Myles (view profile)
Hi Jimmy,
I'm currently rotating a 3D block of data (a series of 2D slices), and my new image looks correct based on the matrix I supply. However, I am unable to plot a single older point to the 'correct' new image. I feel as though the new point should simply be an older point in XYZ multiplied by my transformation Matrix (as there is no rotation), however this does not provide me with the correct location in the new image. Do I need to use some additional information stored in new_M output?
Thanks
Samuel Hurley (view profile)
This is great. I replaced a hacked solution of my own that worked terribly with this in literally less that 5 minutes.
sun (view profile)
very good ,I like it
Jimmy Shen (view profile)
I think you mean that the dimension of the output matrix is different from the input matrix, which is correct.
Think about you have a cubic, and you rotate it 45 degree along Z axis. If we the element size the same, the dimension of X & Y should be at least sqrt(2) larger than the original X & Y dimension, since the new X & Y dimension is equal to the old diagonal.
In addition, there will be some extra elements in the new corner, which will be assigned a value of [bg], which is 0 by default.

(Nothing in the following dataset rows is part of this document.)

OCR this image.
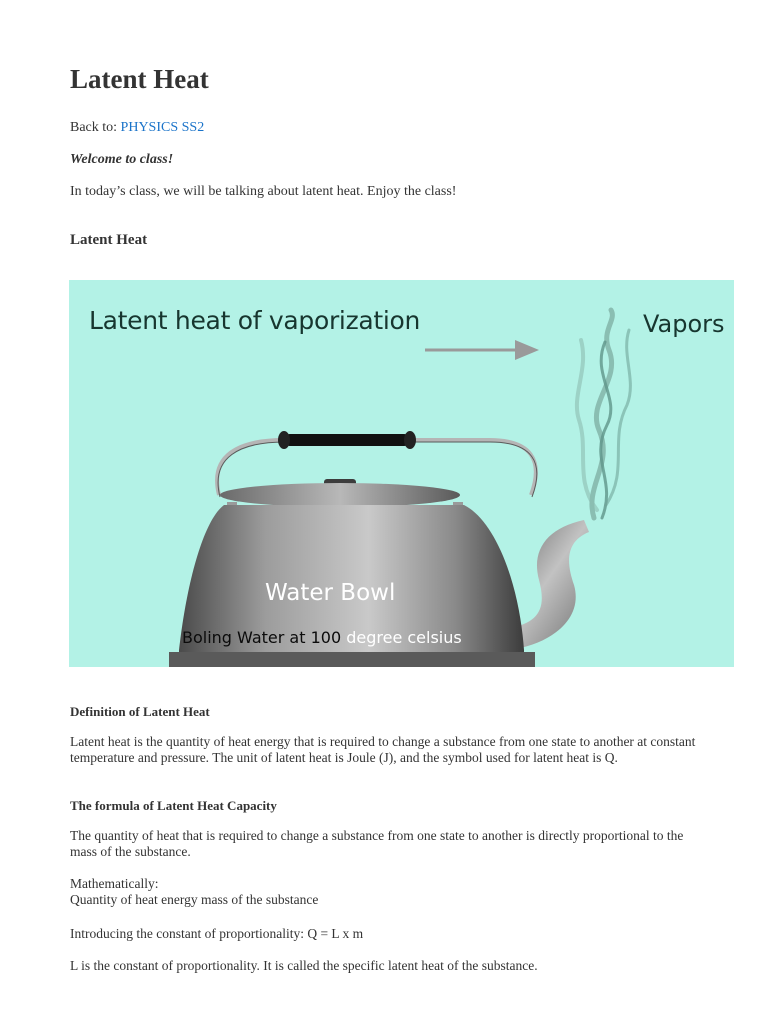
Latent Heat
Back to: PHYSICS SS2
Welcome to class!
In today’s class, we will be talking about latent heat. Enjoy the class!
Latent Heat
Latent heat of vaporization	Vapors
Water Bowl
Boling Water at 100 degree celsius
Definition of Latent Heat

Latent heat is the quantity of heat energy that is required to change a substance from one state to another at constant temperature and pressure. The unit of latent heat is Joule (J), and the symbol used for latent heat is Q.

The formula of Latent Heat Capacity

The quantity of heat that is required to change a substance from one state to another is directly proportional to the mass of the substance.

Mathematically:

Quantity of heat energy mass of the substance

Introducing the constant of proportionality: Q = L x m

L is the constant of proportionality. It is called the specific latent heat of the substance.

Please let me know if you still have difficulty to understand this.
ucd puri (view profile)
Dear Jimmy, Many thanks for this submission. I am trying to transform a volume using a Rigid matrix as following
m=[ 0.9956 0.0491 0.0800 10.8112
0.0472 0.9986 0.0256 6.8496
0.0812 0.0217 0.9965 6.9082
0 0 0 1.0000];
he output seems screwed as expected, however, the size of the input matrix has changed drastically. That does not seems quite right. Could you kindly suggest.
Many Thanks
Jimmy Shen (view profile)
Hi Hamid:
The translation means the translation of the volume originator, which is specified by your affine matrix (old_M).
If there is no rotation, scaling, shearing, etc, the volume is untouched, and the new affine matrix (new_M) uses the translation that you specified.
In other words, with new_vol/new_M, you can plot a volume with the originator correctly translated. You can also do so with old_vol/old_M. So in your case, new_vol/new_M should be the same as old_vol/old_M, which is what we expected.
Keep in mind that this program is used to convert the oblique volume or image to orthogonal volume or image.
I think I need to change the title of this program to make it clearer.
Thank you for your feedback,
Jimmy
Hamid Sarve (view profile)
Dear Jimmy,
Thank you for the contribution.
Translation seems buggy, at least it doesn't work at all for me. I've been using a
[ 1 0 0 dx;
0 1 0 dy;
0 0 1 dz;
0 0 0 1;]
matrix.
The input and output volume are pretty much the same.
Regards,
Hamid
wafa BT (view profile)
hi ....
it is verey nice ..
i would like to have help plz ..
Ihave 3d array I insert slices to it and I need to compared 2 slices 4 pixel togather if it equal to the value than I will divided it by 8 and so on
in the demo code the the size of new_img is different from the old you get some errors. To correct you can use:
sz = size(new_img)
[x1 y1 z1] = meshgrid(1:sz(2),1:sz(1),1:sz(3));
figure; slice(x1, y1, z1, new_img, 64, 64, 13);
shading flat; colormap(map); view(66, 66);
That is excellent, thanks for sharing.